Duan, Rui. The Impact of policy fragmentation on transportation energy transition in China's power battery recycling: a conflict-of-interest perspective. Master's Degree(Public Policy). Chiang Mai University. Library. : Chiang Mai University, 2025.
The Impact of policy fragmentation on transportation energy transition in China's power battery recycling: a conflict-of-interest perspective
Abstract:
This paper rigorously analyses the ongoing fragmentation in China's power battery recycling system, especially evident within its Multi-Level Governance (MLG) framework, which considerably hinders the country's transition to sustainable transport energy. This research utilises Marxist interest theory as its main analytical framework to examine the complex interactions of interests, relationships, and inherent conflicts among principal stakeholders, including the central government (representing state capital), local governments (functioning as regional capital agents), various corporate entities (industrial and speculative capital), and the public (the proletariat). Research indicates that fragmentation is fundamentally entrenched in significant class-based interest contradictions, including the temporal discord between long-term national sustainability objectives and short-term regional economic development, the ecological dilemma of capital logic favouring profit over environmental preservation, and the class constraints on state autonomy in reconciling public and elite interests. These conflicts result in systemic governance failures, significant lithium resource depletion, market instability that sustains exploitative practices, and profound ecological degradation.

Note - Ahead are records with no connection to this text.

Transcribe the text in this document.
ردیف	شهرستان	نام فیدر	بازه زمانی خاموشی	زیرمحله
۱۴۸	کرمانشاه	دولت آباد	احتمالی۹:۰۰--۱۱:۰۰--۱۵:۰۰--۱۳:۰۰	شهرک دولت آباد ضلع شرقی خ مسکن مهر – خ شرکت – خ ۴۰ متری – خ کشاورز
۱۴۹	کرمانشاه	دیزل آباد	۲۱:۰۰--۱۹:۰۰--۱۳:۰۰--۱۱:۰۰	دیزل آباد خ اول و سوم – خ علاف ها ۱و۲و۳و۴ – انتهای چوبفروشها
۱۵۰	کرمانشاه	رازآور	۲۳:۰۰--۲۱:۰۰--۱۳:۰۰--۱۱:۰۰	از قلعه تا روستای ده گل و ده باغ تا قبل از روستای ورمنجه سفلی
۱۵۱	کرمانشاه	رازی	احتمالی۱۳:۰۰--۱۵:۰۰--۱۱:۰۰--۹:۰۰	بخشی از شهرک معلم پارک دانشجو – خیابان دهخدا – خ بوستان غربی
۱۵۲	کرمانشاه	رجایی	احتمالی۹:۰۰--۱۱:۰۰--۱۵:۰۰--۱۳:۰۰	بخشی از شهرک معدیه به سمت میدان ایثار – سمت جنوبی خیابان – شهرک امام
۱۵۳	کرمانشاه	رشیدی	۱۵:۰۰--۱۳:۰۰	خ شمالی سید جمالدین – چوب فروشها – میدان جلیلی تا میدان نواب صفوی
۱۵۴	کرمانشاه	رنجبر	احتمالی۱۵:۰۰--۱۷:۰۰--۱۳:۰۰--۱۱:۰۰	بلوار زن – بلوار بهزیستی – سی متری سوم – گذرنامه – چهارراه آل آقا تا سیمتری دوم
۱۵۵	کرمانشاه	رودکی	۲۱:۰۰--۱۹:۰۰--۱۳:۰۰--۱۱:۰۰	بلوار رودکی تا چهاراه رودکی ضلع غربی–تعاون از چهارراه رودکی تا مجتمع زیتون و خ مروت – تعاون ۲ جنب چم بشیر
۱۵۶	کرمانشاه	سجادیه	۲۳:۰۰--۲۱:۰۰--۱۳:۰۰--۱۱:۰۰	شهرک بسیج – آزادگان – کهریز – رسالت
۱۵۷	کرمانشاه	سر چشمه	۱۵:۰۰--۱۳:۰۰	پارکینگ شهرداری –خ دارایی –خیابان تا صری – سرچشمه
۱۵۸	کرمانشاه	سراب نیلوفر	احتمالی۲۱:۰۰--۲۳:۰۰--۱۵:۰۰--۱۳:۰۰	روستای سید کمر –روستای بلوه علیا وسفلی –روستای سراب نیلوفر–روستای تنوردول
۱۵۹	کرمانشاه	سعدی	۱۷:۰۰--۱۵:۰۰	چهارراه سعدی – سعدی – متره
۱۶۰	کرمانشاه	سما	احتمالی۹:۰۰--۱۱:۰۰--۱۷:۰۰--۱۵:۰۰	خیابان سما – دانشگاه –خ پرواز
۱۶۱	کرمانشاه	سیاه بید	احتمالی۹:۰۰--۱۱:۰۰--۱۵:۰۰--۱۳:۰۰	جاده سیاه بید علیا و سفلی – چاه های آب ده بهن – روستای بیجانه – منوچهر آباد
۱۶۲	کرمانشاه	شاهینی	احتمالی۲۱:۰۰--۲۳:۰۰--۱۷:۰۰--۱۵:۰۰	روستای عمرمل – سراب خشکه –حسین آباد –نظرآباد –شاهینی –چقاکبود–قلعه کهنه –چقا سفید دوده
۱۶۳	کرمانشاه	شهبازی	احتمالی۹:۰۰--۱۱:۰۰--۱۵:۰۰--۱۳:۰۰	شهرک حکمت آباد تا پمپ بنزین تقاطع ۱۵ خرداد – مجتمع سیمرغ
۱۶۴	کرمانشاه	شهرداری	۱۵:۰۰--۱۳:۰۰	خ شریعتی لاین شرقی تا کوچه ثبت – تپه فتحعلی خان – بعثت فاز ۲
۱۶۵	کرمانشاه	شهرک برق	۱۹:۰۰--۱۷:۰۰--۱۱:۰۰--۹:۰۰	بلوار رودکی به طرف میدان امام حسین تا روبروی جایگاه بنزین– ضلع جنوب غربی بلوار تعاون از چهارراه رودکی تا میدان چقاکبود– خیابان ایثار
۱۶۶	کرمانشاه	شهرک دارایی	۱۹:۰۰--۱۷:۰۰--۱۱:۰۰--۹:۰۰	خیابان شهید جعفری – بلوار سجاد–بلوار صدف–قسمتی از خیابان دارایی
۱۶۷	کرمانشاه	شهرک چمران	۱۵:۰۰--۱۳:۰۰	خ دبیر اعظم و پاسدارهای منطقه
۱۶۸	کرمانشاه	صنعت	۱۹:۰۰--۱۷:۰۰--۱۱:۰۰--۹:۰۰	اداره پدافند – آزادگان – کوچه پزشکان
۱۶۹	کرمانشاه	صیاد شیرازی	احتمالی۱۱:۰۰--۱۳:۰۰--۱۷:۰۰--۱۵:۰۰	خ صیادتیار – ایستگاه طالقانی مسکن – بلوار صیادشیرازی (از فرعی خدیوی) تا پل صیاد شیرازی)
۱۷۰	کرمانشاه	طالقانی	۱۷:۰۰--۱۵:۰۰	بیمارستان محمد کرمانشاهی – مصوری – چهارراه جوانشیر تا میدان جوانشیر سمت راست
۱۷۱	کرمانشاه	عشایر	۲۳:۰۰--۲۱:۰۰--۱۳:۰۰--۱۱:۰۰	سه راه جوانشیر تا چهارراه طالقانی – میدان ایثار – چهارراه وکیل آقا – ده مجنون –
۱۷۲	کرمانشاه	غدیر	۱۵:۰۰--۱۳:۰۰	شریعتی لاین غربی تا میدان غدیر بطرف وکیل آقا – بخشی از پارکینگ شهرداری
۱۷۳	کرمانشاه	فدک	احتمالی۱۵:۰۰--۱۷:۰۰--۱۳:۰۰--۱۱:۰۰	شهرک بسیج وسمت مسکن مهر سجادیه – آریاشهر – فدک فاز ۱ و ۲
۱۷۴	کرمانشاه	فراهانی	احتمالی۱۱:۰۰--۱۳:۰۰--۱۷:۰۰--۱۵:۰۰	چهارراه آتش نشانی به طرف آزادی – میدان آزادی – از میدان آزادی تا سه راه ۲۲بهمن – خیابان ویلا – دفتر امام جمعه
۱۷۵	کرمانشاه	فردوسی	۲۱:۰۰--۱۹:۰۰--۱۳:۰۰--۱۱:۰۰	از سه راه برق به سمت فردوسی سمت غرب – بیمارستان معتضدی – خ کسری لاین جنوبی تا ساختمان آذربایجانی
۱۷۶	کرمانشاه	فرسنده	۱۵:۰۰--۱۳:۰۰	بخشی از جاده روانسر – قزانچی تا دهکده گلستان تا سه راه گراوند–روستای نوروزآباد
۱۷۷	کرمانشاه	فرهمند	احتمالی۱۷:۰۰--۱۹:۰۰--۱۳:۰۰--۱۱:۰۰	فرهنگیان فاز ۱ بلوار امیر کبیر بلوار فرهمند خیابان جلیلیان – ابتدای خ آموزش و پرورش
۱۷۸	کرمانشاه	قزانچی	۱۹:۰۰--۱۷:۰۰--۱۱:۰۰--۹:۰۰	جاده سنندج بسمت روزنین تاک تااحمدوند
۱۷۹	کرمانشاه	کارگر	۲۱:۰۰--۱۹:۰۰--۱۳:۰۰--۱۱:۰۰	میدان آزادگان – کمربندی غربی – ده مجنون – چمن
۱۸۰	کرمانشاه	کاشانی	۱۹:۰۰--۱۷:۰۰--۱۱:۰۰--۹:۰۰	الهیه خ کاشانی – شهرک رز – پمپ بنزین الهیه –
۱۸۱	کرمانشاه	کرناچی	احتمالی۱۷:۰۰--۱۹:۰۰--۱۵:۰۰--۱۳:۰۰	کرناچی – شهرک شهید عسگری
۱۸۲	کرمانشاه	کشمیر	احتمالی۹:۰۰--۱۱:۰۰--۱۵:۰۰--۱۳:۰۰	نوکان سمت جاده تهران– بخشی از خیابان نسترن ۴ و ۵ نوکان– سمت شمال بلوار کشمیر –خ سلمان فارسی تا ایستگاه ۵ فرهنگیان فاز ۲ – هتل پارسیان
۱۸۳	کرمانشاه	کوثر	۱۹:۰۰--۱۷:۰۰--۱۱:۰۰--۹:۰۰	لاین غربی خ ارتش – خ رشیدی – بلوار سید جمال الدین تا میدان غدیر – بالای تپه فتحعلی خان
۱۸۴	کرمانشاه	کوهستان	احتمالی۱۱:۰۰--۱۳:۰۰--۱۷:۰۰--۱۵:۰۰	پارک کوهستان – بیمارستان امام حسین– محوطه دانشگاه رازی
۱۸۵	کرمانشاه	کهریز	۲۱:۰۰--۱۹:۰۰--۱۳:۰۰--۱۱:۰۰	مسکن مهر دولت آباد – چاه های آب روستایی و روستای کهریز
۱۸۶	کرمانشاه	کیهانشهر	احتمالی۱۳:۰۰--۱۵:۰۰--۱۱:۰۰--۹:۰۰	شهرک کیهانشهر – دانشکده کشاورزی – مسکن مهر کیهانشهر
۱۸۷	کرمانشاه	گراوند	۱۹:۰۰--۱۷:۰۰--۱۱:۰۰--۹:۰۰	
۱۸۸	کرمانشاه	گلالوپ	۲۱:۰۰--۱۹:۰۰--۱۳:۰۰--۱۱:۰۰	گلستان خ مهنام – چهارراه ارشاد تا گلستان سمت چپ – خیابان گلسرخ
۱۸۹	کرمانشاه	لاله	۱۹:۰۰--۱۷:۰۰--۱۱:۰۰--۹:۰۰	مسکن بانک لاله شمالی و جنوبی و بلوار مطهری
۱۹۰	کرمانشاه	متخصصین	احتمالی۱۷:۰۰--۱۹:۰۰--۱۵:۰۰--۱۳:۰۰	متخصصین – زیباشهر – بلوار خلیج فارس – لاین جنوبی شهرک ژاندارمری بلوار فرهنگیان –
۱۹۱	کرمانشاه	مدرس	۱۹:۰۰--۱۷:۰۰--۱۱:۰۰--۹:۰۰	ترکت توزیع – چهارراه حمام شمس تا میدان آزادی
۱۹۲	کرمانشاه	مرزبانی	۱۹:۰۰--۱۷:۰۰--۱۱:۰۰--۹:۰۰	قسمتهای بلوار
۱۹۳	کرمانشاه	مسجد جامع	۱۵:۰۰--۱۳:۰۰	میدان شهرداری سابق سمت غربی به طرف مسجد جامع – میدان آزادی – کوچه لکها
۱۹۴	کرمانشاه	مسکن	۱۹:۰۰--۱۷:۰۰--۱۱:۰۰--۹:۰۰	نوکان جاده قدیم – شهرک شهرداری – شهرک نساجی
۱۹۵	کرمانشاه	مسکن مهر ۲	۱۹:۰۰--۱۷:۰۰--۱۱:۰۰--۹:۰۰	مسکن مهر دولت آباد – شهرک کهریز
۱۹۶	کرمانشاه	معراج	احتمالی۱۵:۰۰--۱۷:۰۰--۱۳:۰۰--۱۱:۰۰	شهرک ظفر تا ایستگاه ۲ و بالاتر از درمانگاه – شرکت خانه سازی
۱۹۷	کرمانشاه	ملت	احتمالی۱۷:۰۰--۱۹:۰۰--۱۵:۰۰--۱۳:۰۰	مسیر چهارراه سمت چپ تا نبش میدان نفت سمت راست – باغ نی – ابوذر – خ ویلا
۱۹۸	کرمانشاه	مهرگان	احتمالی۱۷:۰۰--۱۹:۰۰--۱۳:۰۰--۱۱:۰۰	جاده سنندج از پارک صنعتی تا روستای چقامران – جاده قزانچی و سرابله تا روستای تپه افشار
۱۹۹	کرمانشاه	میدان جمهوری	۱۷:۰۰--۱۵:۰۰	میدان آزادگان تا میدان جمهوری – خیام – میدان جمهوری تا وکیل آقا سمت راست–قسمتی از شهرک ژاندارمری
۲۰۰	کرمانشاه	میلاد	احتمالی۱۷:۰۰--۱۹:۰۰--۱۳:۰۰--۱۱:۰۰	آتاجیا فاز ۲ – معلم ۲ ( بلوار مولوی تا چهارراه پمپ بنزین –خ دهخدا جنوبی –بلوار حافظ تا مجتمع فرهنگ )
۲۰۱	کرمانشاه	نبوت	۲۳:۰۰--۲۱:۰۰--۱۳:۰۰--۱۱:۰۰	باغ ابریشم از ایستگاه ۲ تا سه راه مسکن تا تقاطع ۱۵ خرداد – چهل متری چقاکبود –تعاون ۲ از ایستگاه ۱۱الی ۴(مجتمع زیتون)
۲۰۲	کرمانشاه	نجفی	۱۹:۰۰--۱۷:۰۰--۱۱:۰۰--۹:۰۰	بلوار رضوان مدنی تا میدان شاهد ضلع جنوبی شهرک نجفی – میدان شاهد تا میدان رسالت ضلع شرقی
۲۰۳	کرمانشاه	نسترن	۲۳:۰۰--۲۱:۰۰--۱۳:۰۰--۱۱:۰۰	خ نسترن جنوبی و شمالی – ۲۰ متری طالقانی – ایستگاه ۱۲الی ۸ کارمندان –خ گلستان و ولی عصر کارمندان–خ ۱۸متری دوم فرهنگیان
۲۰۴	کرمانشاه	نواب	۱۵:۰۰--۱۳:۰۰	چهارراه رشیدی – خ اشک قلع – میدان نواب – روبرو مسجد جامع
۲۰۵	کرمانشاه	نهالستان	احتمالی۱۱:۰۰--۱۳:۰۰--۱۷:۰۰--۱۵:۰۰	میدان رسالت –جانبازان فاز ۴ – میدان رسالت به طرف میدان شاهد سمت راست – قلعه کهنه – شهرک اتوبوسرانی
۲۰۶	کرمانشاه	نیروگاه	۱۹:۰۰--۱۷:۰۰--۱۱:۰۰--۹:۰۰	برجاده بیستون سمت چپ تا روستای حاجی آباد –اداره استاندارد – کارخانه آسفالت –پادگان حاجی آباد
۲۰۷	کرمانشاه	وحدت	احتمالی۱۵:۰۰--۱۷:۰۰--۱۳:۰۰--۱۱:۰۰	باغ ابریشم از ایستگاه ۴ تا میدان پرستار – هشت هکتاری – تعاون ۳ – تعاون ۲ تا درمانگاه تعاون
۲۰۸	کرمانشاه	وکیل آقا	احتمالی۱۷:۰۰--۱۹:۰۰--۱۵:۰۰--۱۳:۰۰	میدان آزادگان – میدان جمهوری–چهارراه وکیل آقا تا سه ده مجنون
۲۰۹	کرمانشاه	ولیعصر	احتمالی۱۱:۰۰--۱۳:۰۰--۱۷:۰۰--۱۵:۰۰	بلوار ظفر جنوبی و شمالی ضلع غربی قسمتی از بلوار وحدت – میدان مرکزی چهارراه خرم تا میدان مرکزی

This study presents a comprehensive array of policy recommendations across four strategic domains: enhancing central-local collaborative governance via unified objectives and integrated digital platforms ; reforming stakeholder incentive structures to bolster producer accountability and public engagement ; promoting technological innovation to standardise and expand recycling methodologies ; and intensifying international cooperation to align standards and advance global circular economy partnerships, incorporating insights from nations such as Thailand. This research emphasises that a robust and effective power battery recycling ecosystem requires essential changes in interest alignment and governance frameworks to genuinely facilitate China's green transformation in transportation.